Echocardiographic AMYLI score in systemic light-chain amyloidosis: Clinical relevance and risk stratification

Abstract

Background

The AMYLoidosis Index (AMYLI) is widely used for screening cardiac amyloidosis, but its relationship with amyloid burden and prognostic value is unclear.

Methods

This single-center, prospective, observational study was conducted from November 2011 to September 2023. Consecutive patients with newly-diagnosed biopsy-proven light-chain (AL) amyloidosis patients who underwent both echocardiography and cardiac magnetic resonance (CMR) were enrolled.
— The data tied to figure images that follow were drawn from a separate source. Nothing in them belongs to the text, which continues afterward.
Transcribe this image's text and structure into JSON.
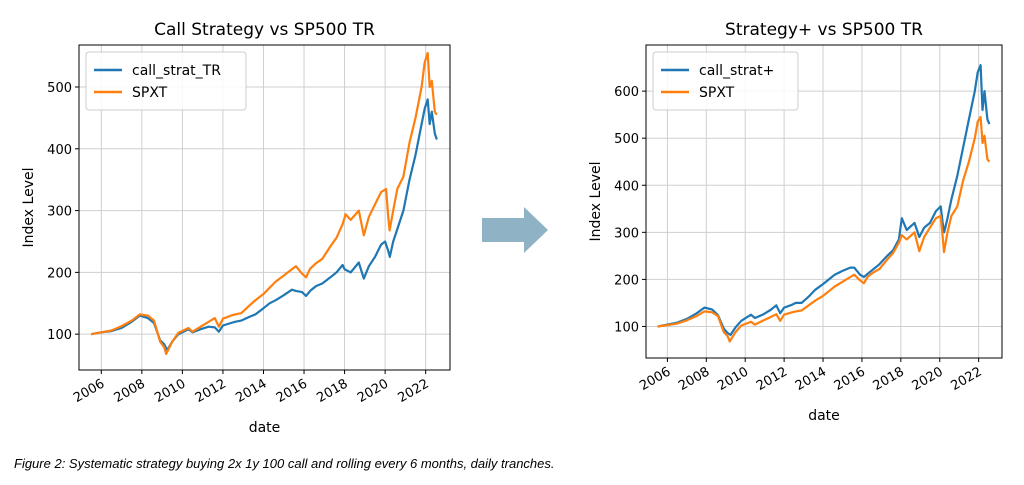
{
  "figure": {
    "caption": "Figure 2: Systematic strategy buying 2x 1y 100 call and rolling every 6 months, daily tranches.",
    "arrow": "right-arrow-icon",
    "arrow_color": "#8fb2c4"
  },
  "chart_data": [
    {
      "type": "line",
      "title": "Call Strategy vs SP500 TR",
      "xlabel": "date",
      "ylabel": "Index Level",
      "xlim": [
        2004.9,
        2023.2
      ],
      "ylim": [
        42,
        568
      ],
      "xticks": [
        2006,
        2008,
        2010,
        2012,
        2014,
        2016,
        2018,
        2020,
        2022
      ],
      "xtick_labels": [
        "2006",
        "2008",
        "2010",
        "2012",
        "2014",
        "2016",
        "2018",
        "2020",
        "2022"
      ],
      "yticks": [
        100,
        200,
        300,
        400,
        500
      ],
      "grid": true,
      "legend": "upper-left",
      "series": [
        {
          "name": "call_strat_TR",
          "color": "#1f77b4",
          "x": [
            2005.5,
            2006.0,
            2006.5,
            2007.0,
            2007.5,
            2007.9,
            2008.3,
            2008.6,
            2008.9,
            2009.1,
            2009.25,
            2009.5,
            2009.8,
            2010.3,
            2010.5,
            2010.9,
            2011.3,
            2011.6,
            2011.8,
            2012.0,
            2012.4,
            2012.6,
            2012.9,
            2013.3,
            2013.6,
            2014.0,
            2014.3,
            2014.6,
            2015.0,
            2015.4,
            2015.6,
            2015.9,
            2016.1,
            2016.3,
            2016.6,
            2016.9,
            2017.3,
            2017.6,
            2017.9,
            2018.0,
            2018.3,
            2018.7,
            2018.95,
            2019.2,
            2019.5,
            2019.8,
            2020.0,
            2020.15,
            2020.23,
            2020.4,
            2020.6,
            2020.9,
            2021.2,
            2021.5,
            2021.8,
            2021.95,
            2022.1,
            2022.2,
            2022.3,
            2022.45,
            2022.55
          ],
          "y": [
            100,
            103,
            105,
            110,
            120,
            130,
            126,
            118,
            90,
            84,
            74,
            88,
            100,
            108,
            103,
            108,
            112,
            111,
            104,
            114,
            118,
            120,
            122,
            128,
            132,
            142,
            150,
            155,
            163,
            172,
            170,
            168,
            162,
            170,
            178,
            182,
            192,
            200,
            212,
            205,
            200,
            216,
            190,
            210,
            225,
            245,
            250,
            235,
            225,
            250,
            270,
            300,
            350,
            390,
            440,
            465,
            480,
            440,
            460,
            425,
            415
          ]
        },
        {
          "name": "SPXT",
          "color": "#ff7f0e",
          "x": [
            2005.5,
            2006.0,
            2006.5,
            2007.0,
            2007.5,
            2007.9,
            2008.3,
            2008.6,
            2008.9,
            2009.1,
            2009.2,
            2009.5,
            2009.8,
            2010.3,
            2010.5,
            2010.9,
            2011.3,
            2011.6,
            2011.8,
            2012.0,
            2012.4,
            2012.6,
            2012.9,
            2013.3,
            2013.6,
            2014.0,
            2014.3,
            2014.6,
            2015.0,
            2015.4,
            2015.6,
            2015.9,
            2016.1,
            2016.3,
            2016.6,
            2016.9,
            2017.3,
            2017.6,
            2017.9,
            2018.05,
            2018.3,
            2018.7,
            2018.95,
            2019.2,
            2019.5,
            2019.8,
            2020.05,
            2020.15,
            2020.22,
            2020.4,
            2020.6,
            2020.9,
            2021.2,
            2021.5,
            2021.8,
            2021.95,
            2022.1,
            2022.2,
            2022.3,
            2022.45,
            2022.55
          ],
          "y": [
            100,
            103,
            106,
            113,
            122,
            132,
            130,
            122,
            88,
            79,
            68,
            88,
            102,
            110,
            104,
            112,
            120,
            126,
            112,
            125,
            130,
            132,
            134,
            146,
            155,
            165,
            175,
            185,
            195,
            205,
            210,
            198,
            192,
            206,
            215,
            222,
            242,
            256,
            278,
            294,
            285,
            300,
            260,
            290,
            310,
            330,
            335,
            290,
            268,
            300,
            335,
            355,
            410,
            450,
            500,
            540,
            555,
            500,
            510,
            460,
            455
          ]
        }
      ]
    },
    {
      "type": "line",
      "title": "Strategy+ vs SP500 TR",
      "xlabel": "date",
      "ylabel": "Index Level",
      "xlim": [
        2004.9,
        2023.2
      ],
      "ylim": [
        33,
        698
      ],
      "xticks": [
        2006,
        2008,
        2010,
        2012,
        2014,
        2016,
        2018,
        2020,
        2022
      ],
      "xtick_labels": [
        "2006",
        "2008",
        "2010",
        "2012",
        "2014",
        "2016",
        "2018",
        "2020",
        "2022"
      ],
      "yticks": [
        100,
        200,
        300,
        400,
        500,
        600
      ],
      "grid": true,
      "legend": "upper-left",
      "series": [
        {
          "name": "call_strat+",
          "color": "#1f77b4",
          "x": [
            2005.5,
            2006.0,
            2006.5,
            2007.0,
            2007.5,
            2007.9,
            2008.3,
            2008.6,
            2008.9,
            2009.1,
            2009.25,
            2009.5,
            2009.8,
            2010.3,
            2010.5,
            2010.9,
            2011.3,
            2011.6,
            2011.8,
            2012.0,
            2012.4,
            2012.6,
            2012.9,
            2013.3,
            2013.6,
            2014.0,
            2014.3,
            2014.6,
            2015.0,
            2015.4,
            2015.6,
            2015.9,
            2016.1,
            2016.3,
            2016.6,
            2016.9,
            2017.3,
            2017.6,
            2017.9,
            2018.05,
            2018.3,
            2018.7,
            2018.95,
            2019.2,
            2019.5,
            2019.8,
            2020.05,
            2020.15,
            2020.23,
            2020.4,
            2020.6,
            2020.9,
            2021.2,
            2021.5,
            2021.8,
            2021.95,
            2022.1,
            2022.2,
            2022.3,
            2022.45,
            2022.55
          ],
          "y": [
            100,
            104,
            108,
            116,
            128,
            140,
            136,
            124,
            95,
            86,
            82,
            98,
            112,
            125,
            118,
            125,
            135,
            145,
            128,
            140,
            146,
            150,
            150,
            165,
            178,
            190,
            200,
            210,
            218,
            225,
            225,
            210,
            205,
            212,
            222,
            232,
            250,
            262,
            285,
            330,
            305,
            320,
            290,
            310,
            320,
            345,
            355,
            320,
            300,
            330,
            370,
            420,
            480,
            540,
            600,
            640,
            655,
            560,
            600,
            540,
            530
          ]
        },
        {
          "name": "SPXT",
          "color": "#ff7f0e",
          "x": [
            2005.5,
            2006.0,
            2006.5,
            2007.0,
            2007.5,
            2007.9,
            2008.3,
            2008.6,
            2008.9,
            2009.1,
            2009.2,
            2009.5,
            2009.8,
            2010.3,
            2010.5,
            2010.9,
            2011.3,
            2011.6,
            2011.8,
            2012.0,
            2012.4,
            2012.6,
            2012.9,
            2013.3,
            2013.6,
            2014.0,
            2014.3,
            2014.6,
            2015.0,
            2015.4,
            2015.6,
            2015.9,
            2016.1,
            2016.3,
            2016.6,
            2016.9,
            2017.3,
            2017.6,
            2017.9,
            2018.05,
            2018.3,
            2018.7,
            2018.95,
            2019.2,
            2019.5,
            2019.8,
            2020.05,
            2020.15,
            2020.22,
            2020.4,
            2020.6,
            2020.9,
            2021.2,
            2021.5,
            2021.8,
            2021.95,
            2022.1,
            2022.2,
            2022.3,
            2022.45,
            2022.55
          ],
          "y": [
            100,
            103,
            106,
            113,
            122,
            132,
            130,
            122,
            88,
            79,
            68,
            88,
            102,
            110,
            104,
            112,
            120,
            126,
            112,
            125,
            130,
            132,
            134,
            146,
            155,
            165,
            175,
            185,
            195,
            205,
            210,
            198,
            192,
            206,
            215,
            222,
            242,
            256,
            278,
            294,
            285,
            300,
            260,
            290,
            310,
            330,
            335,
            290,
            258,
            300,
            335,
            355,
            410,
            450,
            500,
            535,
            545,
            490,
            505,
            455,
            450
          ]
        }
      ]
    }
  ]
}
The AMYLI score was calculated as the product of relative wall thickness (RWT) and E/e' via transthoracic echocardiography.

Results

A total of 263 AL amyloidosis patients (mean age 58.84 ± 9.63 years, 158 [60.1 %] males) were included in the study. The AMYLI score showed a moderately positive correlation with CMR-derived amyloid burden (extracellular volume; r = 0.57, P < 0.001). During a median follow-up of 42 (interquartile range: 35–49) months, 3 patients were lost to follow-up, and 171 patients died. An AMYLI score ≥ 7.85 strongly predicted all-cause mortality (HR 2.80, 95 % CI: 1.80–4.35, P < 0.001) and remained an independent prognostic factor after adjusting for clinical, biochemical, echocardiographic, CMR imaging-related, and therapeutic factors. AMYLI score ≥ 7.85 added incremental prognostic value to conventional clinical and imaging risk factors.

Conclusions

The AMYLI score is a reliable indicator of amyloid burden in patients with AL amyloidosis and independent prognostic factor, offering an alternative and convenient echocardiography-based imaging marker for the risk stratification of AL amyloidosis patients.

Trial registration

Chinese Clinical Trial Registry, ChiCTR1900024764 by the ethics committee of West China Hospital, Sichuan University.